Pharmacists got talent!

Colourful drawings make kids eager to pick up cancer medication

By Lisa Dutton

Tucked away in a tiny satellite pharmacy on 3B are a few employees with really big hearts and tons of talent. These oncology pharmacists and a technician like to bring smiles to the faces of children living with cancer.

The children and their families drop by the little pharmacy to pick up chemotherapy medication, anti-nausea medication and other drugs used to help them fight their cancer. The medication is placed in plain brown paper bags, similar to what you might use to carry your lunch. Until one day Ms. Jessika Truong, an oncology pharmacist, decided to customize the boring brown bags by drawing cartoons on them. She draws characters like Dora the Explorer, Bugs Bunny, and Nemo.
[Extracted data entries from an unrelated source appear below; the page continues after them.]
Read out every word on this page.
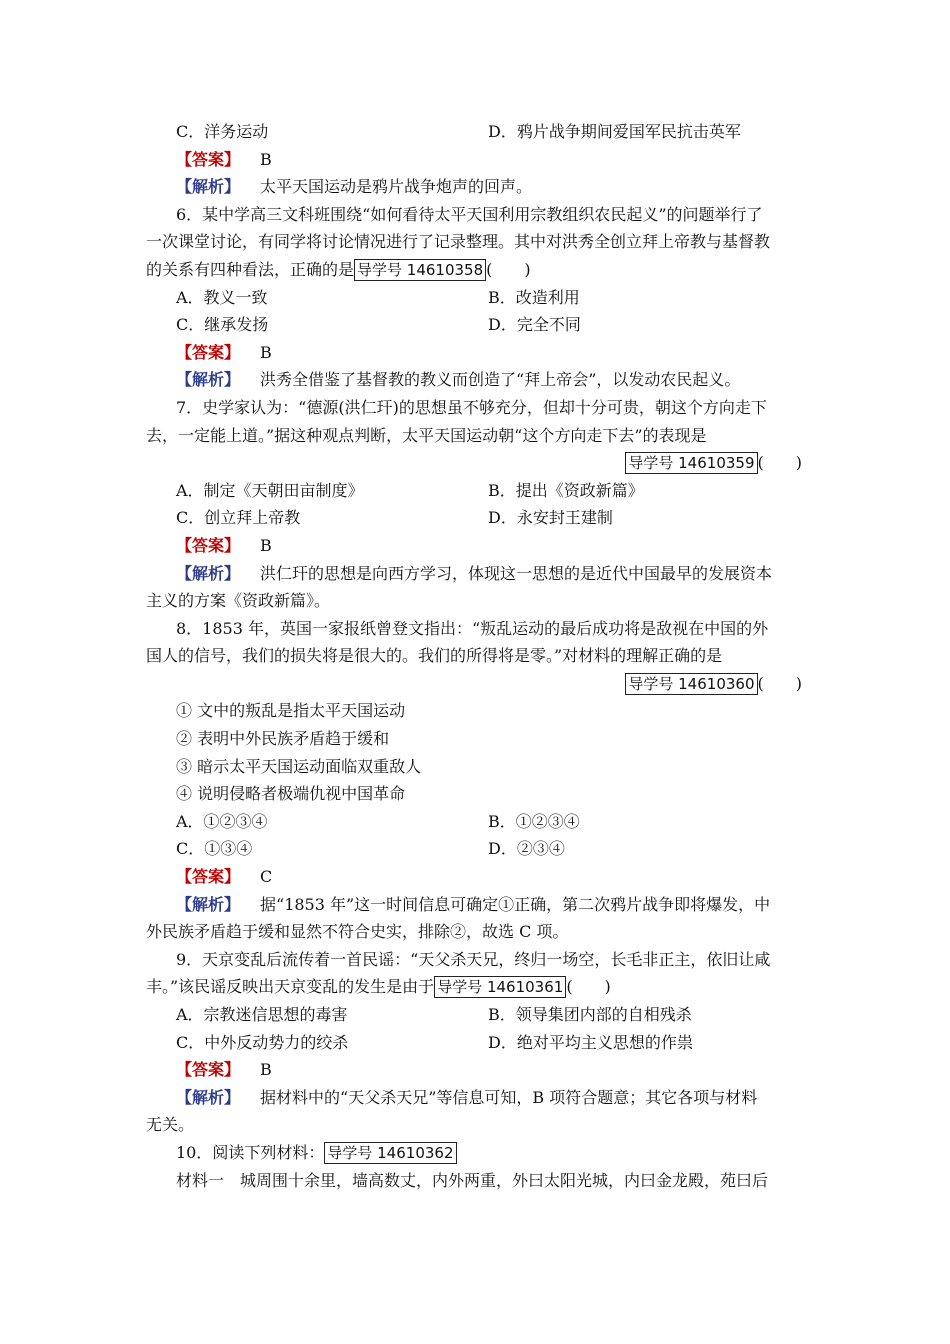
C．洋务运动	D．鸦片战争期间爱国军民抗击英军
【答案】 B
【解析】 太平天国运动是鸦片战争炮声的回声。
6．某中学高三文科班围绕“如何看待太平天国利用宗教组织农民起义”的问题举行了
一次课堂讨论，有同学将讨论情况进行了记录整理。其中对洪秀全创立拜上帝教与基督教
的关系有四种看法，正确的是 导学号 14610358 (　　)
A．教义一致	B．改造利用
C．继承发扬	D．完全不同
【答案】 B
【解析】 洪秀全借鉴了基督教的教义而创造了“拜上帝会”，以发动农民起义。
7．史学家认为：“德源(洪仁玕)的思想虽不够充分，但却十分可贵，朝这个方向走下
去，一定能上道。”据这种观点判断，太平天国运动朝“这个方向走下去”的表现是
导学号 14610359 (　　)
A．制定《天朝田亩制度》	B．提出《资政新篇》
C．创立拜上帝教	D．永安封王建制
【答案】 B
【解析】 洪仁玕的思想是向西方学习，体现这一思想的是近代中国最早的发展资本
主义的方案《资政新篇》。
8．1853 年，英国一家报纸曾登文指出：“叛乱运动的最后成功将是敌视在中国的外
国人的信号，我们的损失将是很大的。我们的所得将是零。”对材料的理解正确的是
导学号 14610360 (　　)
① 文中的叛乱是指太平天国运动
② 表明中外民族矛盾趋于缓和
③ 暗示太平天国运动面临双重敌人
④ 说明侵略者极端仇视中国革命
A．①②③④	B．①②③④
C．①③④	D．②③④
【答案】 C
【解析】 据“1853 年”这一时间信息可确定①正确，第二次鸦片战争即将爆发，中
外民族矛盾趋于缓和显然不符合史实，排除②，故选 C 项。
9．天京变乱后流传着一首民谣：“天父杀天兄，终归一场空，长毛非正主，依旧让咸
丰。”该民谣反映出天京变乱的发生是由于 导学号 14610361 (　　)
A．宗教迷信思想的毒害	B．领导集团内部的自相残杀
C．中外反动势力的绞杀	D．绝对平均主义思想的作祟
【答案】 B
【解析】 据材料中的“天父杀天兄”等信息可知，B 项符合题意；其它各项与材料
无关。
10．阅读下列材料： 导学号 14610362
材料一　城周围十余里，墙高数丈，内外两重，外曰太阳光城，内曰金龙殿，苑曰后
“I started doing it just for fun. The patients were happy. It put a smile on the kids’ faces,” she says. “It is a way for me to open the door into the children’s world. I am forging a bond of trust. With children, you can form bonds through art and song. But the kids really don’t want to hear me sing!” says Ms. Truong with a laugh.

Ms. Truong says her tiny gesture, drawing on those plain paper bags, makes the kids eager to come back to get their bag of ‘goodies’.

“If I don’t have a lot of time, I’ll draw a quick butterfly or a colourful boat. Sometimes I make the kids work by asking them to draw on a bag. Their bag is then given to another child. We pay it forward.”

When her fellow pharmacists and the pharmacy technicians saw how delighted the children were with the drawings, they too started to pick up colouring pencils to draw on the brown bags. It is now a team effort.

It has become so popular with the kids, the pharmacy team now gets special requests from patients requesting particular drawings, such as a horse. Sometimes the pharmacy team adopts a theme such as an aquarium, where all the bags feature colourful fish and the kids can pick the one they want. About five to six bags are handed out per day.

“The parents are happy and it shows that at The Montreal Children’s Hospital we put our heart in to everything we do,” says Ms. Truong.

“Given how busy everyone in the oncology pharmacy is, I think this is an amazing gesture that is greatly appreciated by the kids and parents. They deserve recognition for going completely out of their way to make these kids’ struggles with their illnesses a little easier,” says Dr. David Mitchell, MCH Oncologist.

One of the hard parts for the team was to figure out what to put on the bags of teenage boys. “I can’t draw a Ferrari, that is way beyond my talent level,” Ms. Truong says with a smile. So she decided to draw boats and fishing rods. One young man was delighted admitting that fishing is one of his favourite sports.

“These simple drawings allow us to get to know our patients. It becomes more than the disease and the dose of medication they are taking,” says Ms. Truong.

At times, the folks in the busy little pharmacy don’t have time to draw. Ms. Truong once tried taking a short cut, photocopying images on the bags. The kids knew right away and said she had ‘cheated’.

“I don’t want to photocopy drawings on to the bags because it not the same, it’s not personalized,” says Ms. Truong.

Right now Ms. Truong believes the MCH oncology pharmacy is the only one in Canada using cartoons to spruce up those plain brown medicine bags. In fact, one patient recently reported that while in Ontario at a summer camp for kids living with cancer, the other campers were jealous because his bags of medication sported brightly coloured drawings.

“I hope we are starting a trend,” says Ms. Truong. She and colleagues hope other hospitals will follow their lead. She feels the team’s small effort makes a big difference for children fighting cancer.